ReadMe2KG: Github ReadMe to Knowledge Graph

The vision of NFDI4DataScience (NFDI4DS) is to support all steps of the complex and interdisciplinary research data lifecycle, including collecting/creating, processing, analyzing, publishing, archiving, and reusing resources in Data Science and Artificial Intelligence. GitHub is a popular platform for hosting and collaborating on software projects. In the context of research, authors can use GitHub repositories to share the datasets, models, and source code of experiments in the paper. These repositories can provide implementation details and facilitate the exploration and reproduction of research results. Each GitHub repository typically includes a README.md file, which serves as an introductory document for the project. READMEs are usually written in Markdown format and provide key information such as the project’s purpose, setup instructions, usage examples, and often links to the original research paper. Aiming to enhance the NDFI4DS-KG[1] with information from GitHub README files, a fine-grained Named Entity Recognition task is proposed.

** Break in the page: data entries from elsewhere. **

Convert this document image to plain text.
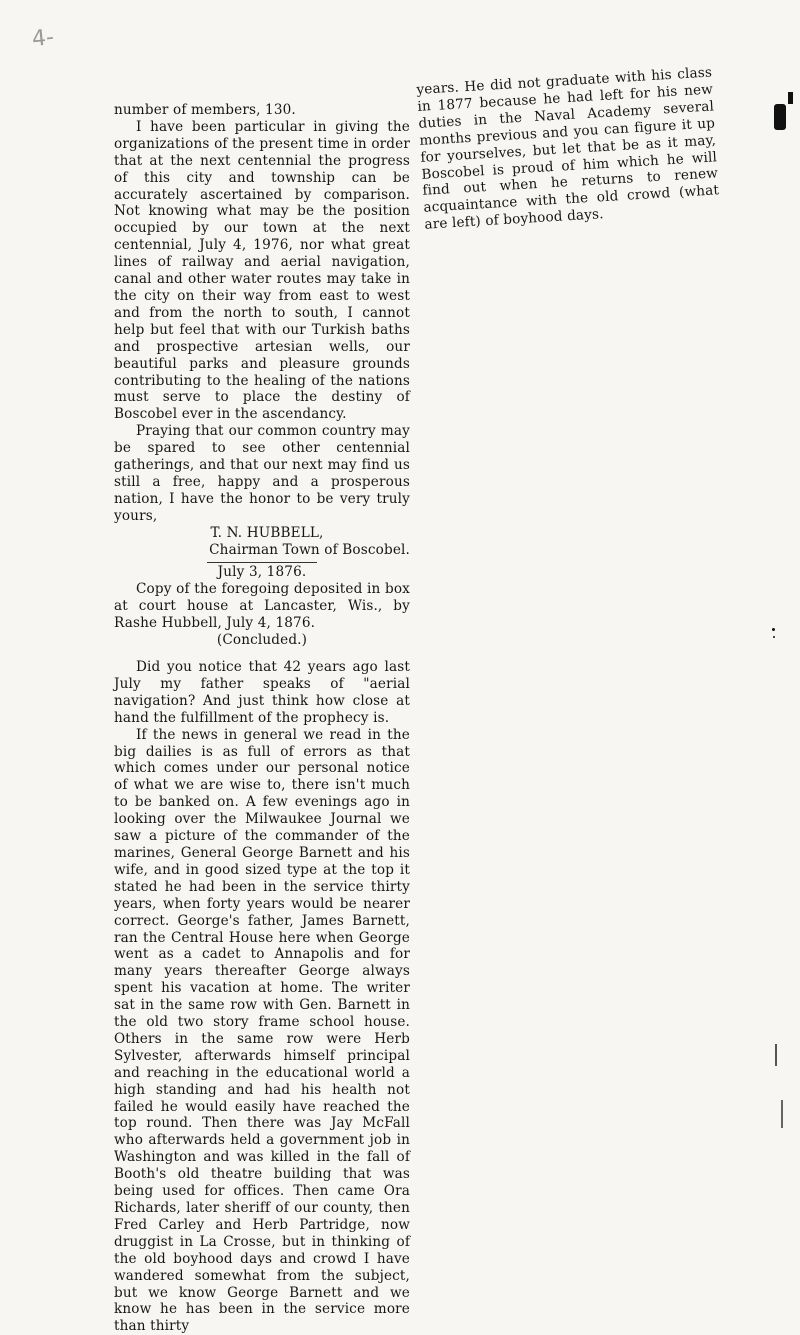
4-

number of members, 130.

I have been particular in giving the organizations of the present time in order that at the next centennial the progress of this city and township can be accurately ascertained by comparison. Not knowing what may be the position occupied by our town at the next centennial, July 4, 1976, nor what great lines of railway and aerial navigation, canal and other water routes may take in the city on their way from east to west and from the north to south, I cannot help but feel that with our Turkish baths and prospective artesian wells, our beautiful parks and pleasure grounds contributing to the healing of the nations must serve to place the destiny of Boscobel ever in the ascendancy.

Praying that our common country may be spared to see other centennial gatherings, and that our next may find us still a free, happy and a prosperous nation, I have the honor to be very truly yours,

T. N. HUBBELL,
Chairman Town of Boscobel.
July 3, 1876.

Copy of the foregoing deposited in box at court house at Lancaster, Wis., by Rashe Hubbell, July 4, 1876.

(Concluded.)

Did you notice that 42 years ago last July my father speaks of "aerial navigation? And just think how close at hand the fulfillment of the prophecy is.

If the news in general we read in the big dailies is as full of errors as that which comes under our personal notice of what we are wise to, there isn't much to be banked on. A few evenings ago in looking over the Milwaukee Journal we saw a picture of the commander of the marines, General George Barnett and his wife, and in good sized type at the top it stated he had been in the service thirty years, when forty years would be nearer correct. George's father, James Barnett, ran the Central House here when George went as a cadet to Annapolis and for many years thereafter George always spent his vacation at home. The writer sat in the same row with Gen. Barnett in the old two story frame school house. Others in the same row were Herb Sylvester, afterwards himself principal and reaching in the educational world a high standing and had his health not failed he would easily have reached the top round. Then there was Jay McFall who afterwards held a government job in Washington and was killed in the fall of Booth's old theatre building that was being used for offices. Then came Ora Richards, later sheriff of our county, then Fred Carley and Herb Partridge, now druggist in La Crosse, but in thinking of the old boyhood days and crowd I have wandered somewhat from the subject, but we know George Barnett and we know he has been in the service more than thirty

years. He did not graduate with his class in 1877 because he had left for his new duties in the Naval Academy several months previous and you can figure it up for yourselves, but let that be as it may, Boscobel is proud of him which he will find out when he returns to renew acquaintance with the old crowd (what are left) of boyhood days.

Participants will develop classifiers that take README files as input and output the mentions of the 10 entity types in the NFDI4DS Ontology (NFDI4DSO [2]): “Conference”, “Dataset”, “Evaluation Metric”, “License”, “Ontology”, “Programming Language”, “Project”, “Publication”, “Software” and ”Workshop”. A dataset with approximately 160 README.md files will be made available to train the classifiers.

More details are available at the ReadMe2KG competition website.

Organisers

  • Genet Asefa Gesese (FIZ Karlsruhe, Germany)
  • Zongxiong Chen (Fraunhofer FOKUS, Germany)
  • Shufan Jiang (FIZ Karlsruhe, Germany)
  • Mary Ann Tan (FIZ Karlsruhe, Germany)
  • Sonja Schimmler (Fraunhofer FOKUS, Germany)

Contact

  • Genet Asefa Gesese (genet-asefa.gesese@fiz-karlsruhe.de)
  • Zongxiong Chen (zongxiong.chen@fokus.fraunhofer.de)
  • Shufan Jiang (shfuan.jiang@fiz-karlsruhe.de)

Important dates

  • Release of training datasets: January 25, 2025
  • Release of testing datasets: February 15, 2025 March 18, 2025
  • Deadline for system submissions: February 22, 2025 March 25, 2025
  • Paper submission deadline: March 6, 2025 March 27, 2025
  • Notification of acceptance: April 3, 2025 April 10, 2025
  • Camera-ready submission: April 17, 2025
  • Workshop: June 1 or 2 2025

All deadlines are 23:59 UTC-12:00 (“anywhere on Earth”).

References:

[1] NFDI4DS-KG https://nfdi.fiz-karlsruhe.de/4ds/sparql, https://nfdi.fiz-karlsruhe.de/4ds/shmarql

[2] Genet Asefa Gesese et al. “NFDI4DSO: Towards a BFO Compliant Ontology for Data Science”. In: arXiv preprint arXiv:2408.08698 (2024).